All of these elections ended with the winning candidate taking office and the public, albeit grudgingly, accepting the outcome. Perhaps that’s a good sign we should not put too much weight on the persuasiveness of conspiracy theories in overtaking most Americans’ innate common sense. That doesn’t stop analysts, however, from exaggerating the theories’ impact.
A Rumor of War
Take for example “Jade Helm 15,” a 2015 military wargame in southwestern states in which 1,200 special forces practiced irregular warfare against designated targets. Some conspiracists got their hands on the map, which seemed to show an assault on “red” states, a notion eagerly promoted by Jones’ Infowars. To appease some worried constituents, Texas’ governor asked the Texas State Militia to observe the exercise. Texas media outlets covered the operation, and The New York Times got it right when it concluded that most Texans didn’t pay Jade Helm much attention. As a Texas resident at the time, I never heard anyone mention it. Most Texans strongly support the military and saw the exercise for what it was.
Nevertheless, Muirhead and Rosenblum prominently feature Jade Helm in “A Lot of People Are Saying” as a conspiracy theory that unduly panicked people. Even a former director of the CIA, Michael Hayden, claimed the Russians probably saw the alleged disinformation success of Jade Helm as encouragement to disrupt the 2016 presidential election.
There is no denying the damage done by some conspiracy theories. Jews and other minorities have long borne the brunt of many odious conspiracies, as Charles Lipson detailed in Discourse last year. The Manichean worldview often associated with these theories isn’t conducive to accepting democratic outcomes and could inspire violence.
It is hard to argue that more education will solve this problem. Some 90% of people in the U.S. age 25 or older have completed high school, the best level in history. More Americans have bachelor’s degrees or advanced degrees than ever before.
Democracy Soldiers On
Perhaps more resources committed to mental health might help limit the ill effects of malignant conspiracy theories. Social media companies also could change their algorithms to avoid encouraging conspiracists to visit similar sites. Muirhead and Rosenblum urge politicians to “speak truth to conspiracism” by acting more publicly respectful of processes and institutions.

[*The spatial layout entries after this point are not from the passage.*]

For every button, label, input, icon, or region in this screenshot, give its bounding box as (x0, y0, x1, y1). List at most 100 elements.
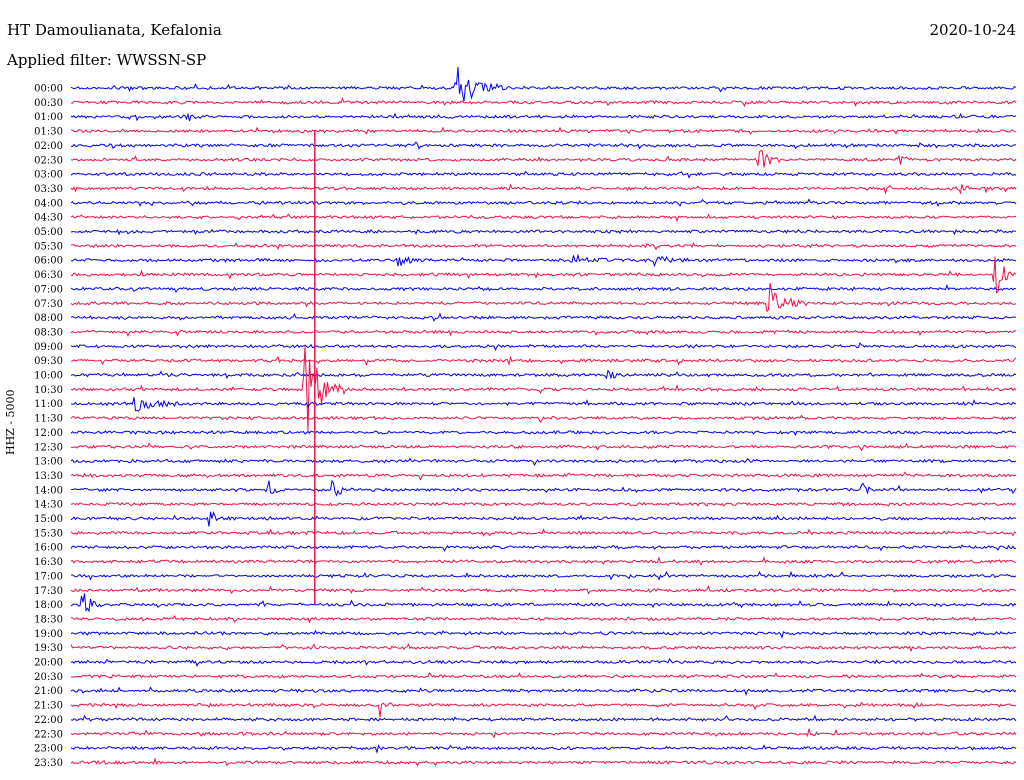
trace-0430 (70, 213, 1017, 223)
filter-label: Applied filter: WWSSN-SP (7, 51, 207, 69)
time-label-1800: 18:00 (34, 600, 63, 611)
trace-2030 (71, 671, 1017, 679)
time-label-1100: 11:00 (34, 399, 63, 410)
time-label-2200: 22:00 (34, 715, 63, 726)
trace-1400 (70, 479, 1017, 497)
time-label-0530: 05:30 (34, 241, 63, 252)
time-label-2300: 23:00 (34, 744, 63, 755)
trace-2230 (70, 728, 1017, 739)
trace-0030 (70, 97, 1017, 108)
trace-0730 (70, 282, 1017, 313)
trace-1630 (70, 556, 1017, 567)
trace-0700 (70, 283, 1017, 294)
time-label-1600: 16:00 (34, 543, 63, 554)
trace-2130 (70, 701, 1017, 717)
trace-0600 (70, 253, 1017, 268)
time-label-2000: 20:00 (34, 658, 63, 669)
time-label-1300: 13:00 (34, 457, 63, 468)
time-label-1900: 19:00 (34, 629, 63, 640)
trace-1730 (70, 585, 1017, 595)
time-label-0430: 04:30 (34, 213, 63, 224)
trace-1930 (70, 643, 1017, 653)
time-label-1830: 18:30 (34, 614, 63, 625)
trace-1100 (71, 397, 1017, 412)
time-label-1430: 14:30 (34, 500, 63, 511)
trace-0400 (70, 198, 1017, 207)
trace-0200 (70, 141, 1017, 150)
time-label-1530: 15:30 (34, 528, 63, 539)
trace-1530 (70, 528, 1017, 537)
trace-1600 (70, 544, 1017, 552)
trace-0930 (70, 355, 1017, 367)
trace-0800 (70, 312, 1017, 322)
time-label-2230: 22:30 (34, 729, 63, 740)
time-label-0800: 08:00 (34, 313, 63, 324)
trace-2100 (70, 686, 1017, 696)
time-label-0830: 08:30 (34, 327, 63, 338)
trace-1230 (70, 442, 1017, 452)
trace-2200 (70, 714, 1017, 722)
time-label-1200: 12:00 (34, 428, 63, 439)
trace-0500 (70, 228, 1017, 236)
trace-1830 (70, 614, 1017, 624)
time-label-0230: 02:30 (34, 155, 63, 166)
trace-1200 (70, 429, 1017, 437)
trace-0630 (70, 256, 1017, 294)
trace-lines (70, 67, 1017, 767)
trace-0000 (70, 67, 1017, 102)
station-title: HT Damoulianata, Kefalonia (7, 21, 222, 39)
trace-1130 (70, 414, 1017, 424)
time-label-0030: 00:30 (34, 98, 63, 109)
time-label-0630: 06:30 (34, 270, 63, 281)
trace-2300 (70, 744, 1017, 755)
time-label-0700: 07:00 (34, 284, 63, 295)
trace-0230 (70, 149, 1017, 168)
time-label-0900: 09:00 (34, 342, 63, 353)
trace-1330 (70, 471, 1017, 481)
time-label-1000: 10:00 (34, 371, 63, 382)
time-label-2030: 20:30 (34, 672, 63, 683)
trace-1300 (70, 457, 1017, 467)
time-label-1630: 16:30 (34, 557, 63, 568)
trace-0530 (70, 242, 1017, 251)
trace-0830 (70, 329, 1017, 338)
time-label-0330: 03:30 (34, 184, 63, 195)
time-label-1700: 17:00 (34, 571, 63, 582)
trace-1000 (70, 369, 1017, 380)
trace-0300 (70, 170, 1017, 179)
time-label-0730: 07:30 (34, 299, 63, 310)
time-label-0100: 01:00 (34, 112, 63, 123)
trace-1800 (70, 593, 1017, 613)
trace-0130 (70, 126, 1017, 135)
time-label-0130: 01:30 (34, 127, 63, 138)
trace-0100 (70, 112, 1017, 122)
trace-1900 (70, 629, 1017, 639)
trace-1700 (71, 570, 1017, 581)
time-label-2130: 21:30 (34, 701, 63, 712)
trace-1430 (70, 501, 1017, 507)
time-label-1030: 10:30 (34, 385, 63, 396)
trace-0330 (70, 183, 1017, 195)
time-label-1500: 15:00 (34, 514, 63, 525)
trace-1500 (70, 511, 1017, 527)
time-label-1230: 12:30 (34, 442, 63, 453)
trace-2000 (70, 657, 1017, 668)
time-label-0300: 03:00 (34, 170, 63, 181)
trace-0900 (70, 341, 1017, 351)
trace-1030 (70, 346, 1017, 432)
time-label-0500: 05:00 (34, 227, 63, 238)
time-label-2100: 21:00 (34, 686, 63, 697)
time-label-0000: 00:00 (34, 84, 63, 95)
time-label-1730: 17:30 (34, 586, 63, 597)
trace-2330 (70, 757, 1017, 767)
time-label-0600: 06:00 (34, 256, 63, 267)
time-label-0400: 04:00 (34, 198, 63, 209)
time-label-1130: 11:30 (34, 414, 63, 425)
time-label-1330: 13:30 (34, 471, 63, 482)
time-label-0930: 09:30 (34, 356, 63, 367)
time-label-1400: 14:00 (34, 485, 63, 496)
date-label: 2020-10-24 (929, 21, 1016, 39)
time-labels: 00:00 00:30 01:00 01:30 02:00 02:30 03:00 03:30… (34, 84, 63, 769)
time-label-1930: 19:30 (34, 643, 63, 654)
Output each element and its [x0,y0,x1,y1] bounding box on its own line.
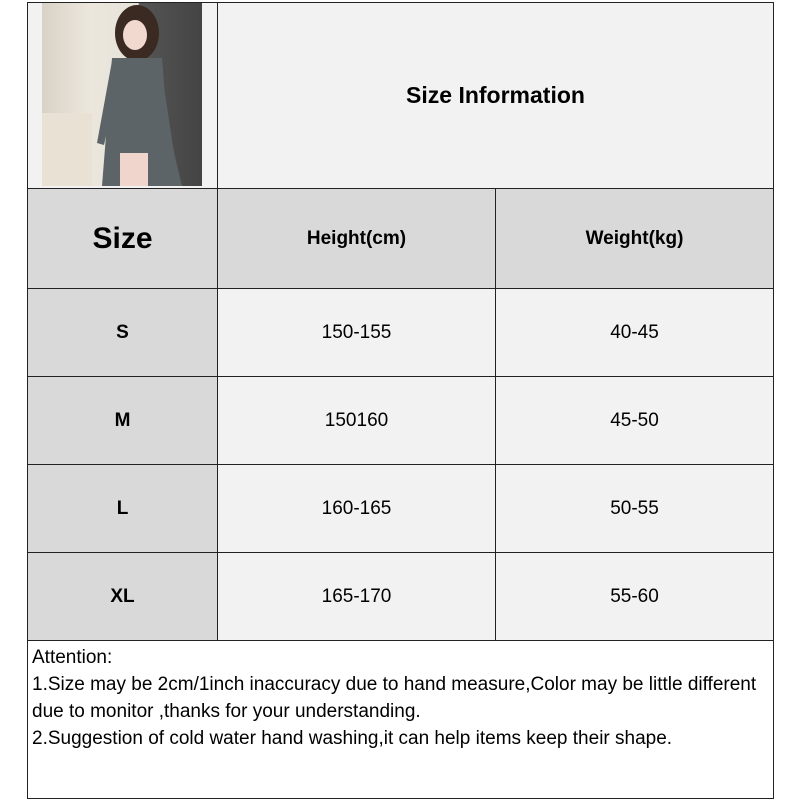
height-value: 150160 [324,409,389,431]
height-value: 165-170 [321,585,392,607]
size-label: M [114,409,131,431]
table-row-height: 165-170 [217,552,496,641]
size-label: S [116,321,129,343]
weight-value: 55-60 [610,585,659,607]
header-size-label: Size [92,221,153,255]
table-row-size: M [27,376,218,465]
size-label: L [116,497,129,519]
weight-value: 45-50 [610,409,659,431]
table-row-weight: 50-55 [495,464,774,553]
note-2: 2.Suggestion of cold water hand washing,… [32,728,673,749]
model-figure-image [42,5,182,186]
note-1: 1.Size may be 2cm/1inch inaccuracy due t… [32,674,757,722]
table-row-size: XL [27,552,218,641]
product-photo [42,3,202,186]
table-row-height: 150160 [217,376,496,465]
notes-heading: Attention: [32,647,113,668]
header-height: Height(cm) [217,188,496,289]
table-row-weight: 45-50 [495,376,774,465]
weight-value: 40-45 [610,321,659,343]
attention-notes: Attention: 1.Size may be 2cm/1inch inacc… [27,640,774,799]
header-size: Size [27,188,218,289]
height-value: 160-165 [321,497,392,519]
page-title: Size Information [406,82,585,108]
table-row-height: 160-165 [217,464,496,553]
weight-value: 50-55 [610,497,659,519]
table-row-size: S [27,288,218,377]
size-label: XL [110,585,135,607]
table-row-weight: 40-45 [495,288,774,377]
table-row-height: 150-155 [217,288,496,377]
height-value: 150-155 [321,321,392,343]
table-row-size: L [27,464,218,553]
title-cell: Size Information [217,2,774,189]
header-weight-label: Weight(kg) [585,227,684,249]
table-row-weight: 55-60 [495,552,774,641]
header-height-label: Height(cm) [306,227,407,249]
header-weight: Weight(kg) [495,188,774,289]
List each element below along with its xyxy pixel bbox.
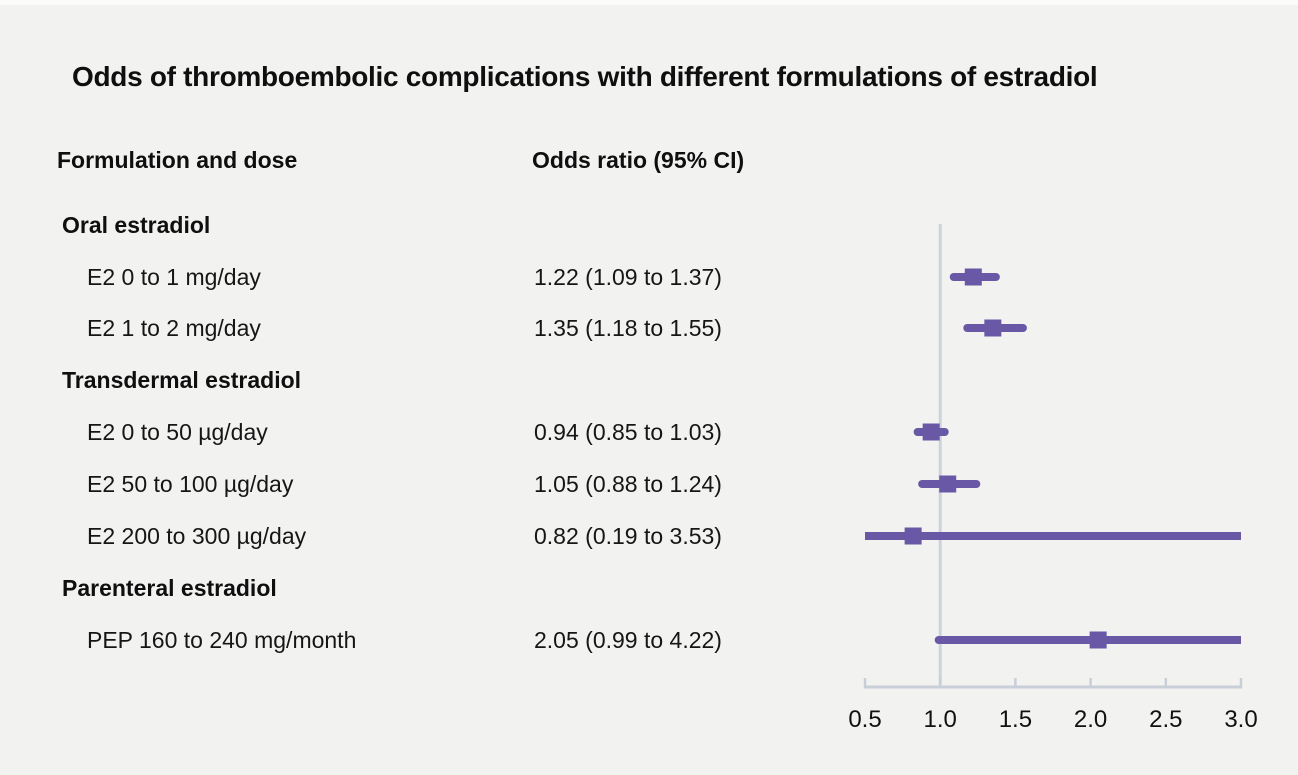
ci-cap-low [918, 480, 927, 488]
row-e2-0-1-mg: E2 0 to 1 mg/day 1.22 (1.09 to 1.37) [0, 264, 1298, 290]
or-marker [939, 475, 957, 493]
odds-ratio-value: 1.35 (1.18 to 1.55) [534, 315, 722, 341]
row-label: E2 50 to 100 µg/day [87, 471, 294, 497]
row-group-transdermal-estradiol: Transdermal estradiol [0, 367, 1298, 393]
group-label: Oral estradiol [62, 212, 211, 238]
row-label: E2 1 to 2 mg/day [87, 315, 261, 341]
or-marker [964, 268, 982, 286]
row-e2-0-50-ug: E2 0 to 50 µg/day 0.94 (0.85 to 1.03) [0, 419, 1298, 445]
row-label: E2 200 to 300 µg/day [87, 523, 307, 549]
row-e2-50-100-ug: E2 50 to 100 µg/day 1.05 (0.88 to 1.24) [0, 471, 1298, 497]
row-group-parenteral-estradiol: Parenteral estradiol [0, 575, 1298, 601]
odds-ratio-value: 1.05 (0.88 to 1.24) [534, 471, 722, 497]
x-axis-tick-label: 0.5 [848, 706, 881, 733]
ci-cap-high [1018, 324, 1027, 332]
or-marker [922, 423, 940, 441]
x-axis-tick-label: 2.5 [1149, 706, 1182, 733]
odds-ratio-value: 1.22 (1.09 to 1.37) [534, 264, 722, 290]
ci-cap-low [963, 324, 972, 332]
ci-cap-low [913, 428, 922, 436]
ci-cap-high [991, 273, 1000, 281]
row-label: E2 0 to 50 µg/day [87, 419, 268, 445]
odds-ratio-value: 0.94 (0.85 to 1.03) [534, 419, 722, 445]
row-label: PEP 160 to 240 mg/month [87, 627, 357, 653]
row-group-oral-estradiol: Oral estradiol [0, 212, 1298, 238]
ci-cap-high [940, 428, 949, 436]
x-axis-tick-label: 1.5 [999, 706, 1032, 733]
ci-cap-low [934, 636, 943, 644]
column-header-odds-ratio: Odds ratio (95% CI) [532, 147, 745, 173]
row-pep-160-240-mg: PEP 160 to 240 mg/month 2.05 (0.99 to 4.… [0, 627, 1298, 653]
ci-cap-high [972, 480, 981, 488]
odds-ratio-value: 0.82 (0.19 to 3.53) [534, 523, 722, 549]
x-axis-tick-label: 3.0 [1224, 706, 1257, 733]
group-label: Parenteral estradiol [62, 575, 277, 601]
row-e2-1-2-mg: E2 1 to 2 mg/day 1.35 (1.18 to 1.55) [0, 315, 1298, 341]
x-axis-tick-label: 2.0 [1074, 706, 1107, 733]
row-label: E2 0 to 1 mg/day [87, 264, 261, 290]
group-label: Transdermal estradiol [62, 367, 302, 393]
x-axis-tick-label: 1.0 [924, 706, 957, 733]
column-header-formulation: Formulation and dose [57, 147, 298, 173]
or-marker [1089, 631, 1107, 649]
figure-title: Odds of thromboembolic complications wit… [72, 61, 1098, 92]
ci-cap-low [949, 273, 958, 281]
top-strip [0, 0, 1298, 5]
odds-ratio-value: 2.05 (0.99 to 4.22) [534, 627, 722, 653]
or-marker [984, 319, 1002, 337]
row-e2-200-300-ug: E2 200 to 300 µg/day 0.82 (0.19 to 3.53) [0, 523, 1298, 549]
or-marker [904, 527, 922, 545]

We should nevertheless avoid being too dismissive of some conspiracy theories. The widely ridiculed 1940s and ’50s “Red Scare” about communist infiltration of the U.S. government was validated by the release of the National Security Agency’s Venona intercepts in the 1990s. Even arch-conspiracist Donald Trump appears to be right that the U.S. government spied on his 2016 presidential campaign. And we still are far from having all the CIA and FBI files on the Kennedy assassination declassified.
Although solutions to more toxic conspiracy theories may be elusive, we should take some solace in that American democracy today is more inclusive and representative than ever. The turnout for national elections has been rising. In 2020, despite a pre-election barrage of propaganda that the election might be fixed, 66.8% of eligible Americans went to the polls, the best turnout of this century. Americans may say they believe elections are stolen, but they act as if voting matters. Somehow, our habitual dabbling in conspiracy theories hasn’t overtaken our common sense.